S’écarter de l’aide est une décision stratégique comme le souligne un rapport portant sur la volonté moindre des bailleurs d’investir dans le développement publié en marge de l’événement organisé par Onusida et la Fondation de la famille Kaiser. Le rapport conclut que le financement de la lutte contre le VIH dans les pays à moyen et faible revenu pour 9 des 14 gouvernement étudiés a soit baissé ou stagné en 2014.

Le rapport montre que la majeure partie de l’augmentation du soutien de la lutte contre le VIH en 2014 est due au Royaume-Uni qui a augmenté son soutien bilatéral ainsi que sa contribution au Fonds mondial.

Les discussions sur le financement national ont été intenses pendant la conférence, reflétant les changements au niveau mondial et régional. Les participants se sont vu rappeler que si l’aide au développement restait pertinente, elle n’était pas suffisante étant donné les besoins qui étaient criants.

Les pays doivent donner la priorité à l’économie et au développement social.
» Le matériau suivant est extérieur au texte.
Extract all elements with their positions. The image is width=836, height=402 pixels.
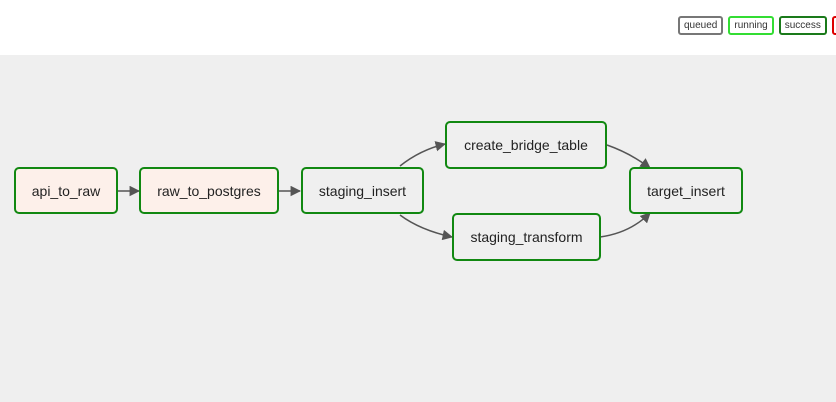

Historiquement, aucun pays ne s’est jamais développé uniquement grâce à l’aide étrangère.

Les Etats africains qui forment la plus grande partie des pays les moins développés ont fait beaucoup d’efforts pour mobiliser leurs ressources nationales comme l’ont relevé les participants durant le tour de table du 14 juillet.

Ces quatre dernières années, les pays africains ont augmenté leur participation dans la réponse contre le VIH de 150%. Et ce alors que l’investissement national au niveau mondial a doublé entre 2006 et 2011 dans la lutte contre le VIH, la TB et le paludisme.

Ce type d’augmentation va certainement se confirmer alors que de nombreux pays se sont engagés à la couverture de santé universelle après la première conférence des ministres de la Santé africains organisée en avril 2014 à Luanda en Angola.

La conférence devrait donner une idée des positions prises par les bailleurs de fonds avant le 5ème cycle de reconstitution des ressources prévu pour la mi-2016.

« Le cycle de reconstitution des ressources est une opportunité pour les pays de montrer que le programme d’action d’Addis-Abeba signifie plus que des paroles en l’air », a affirmé Bowen.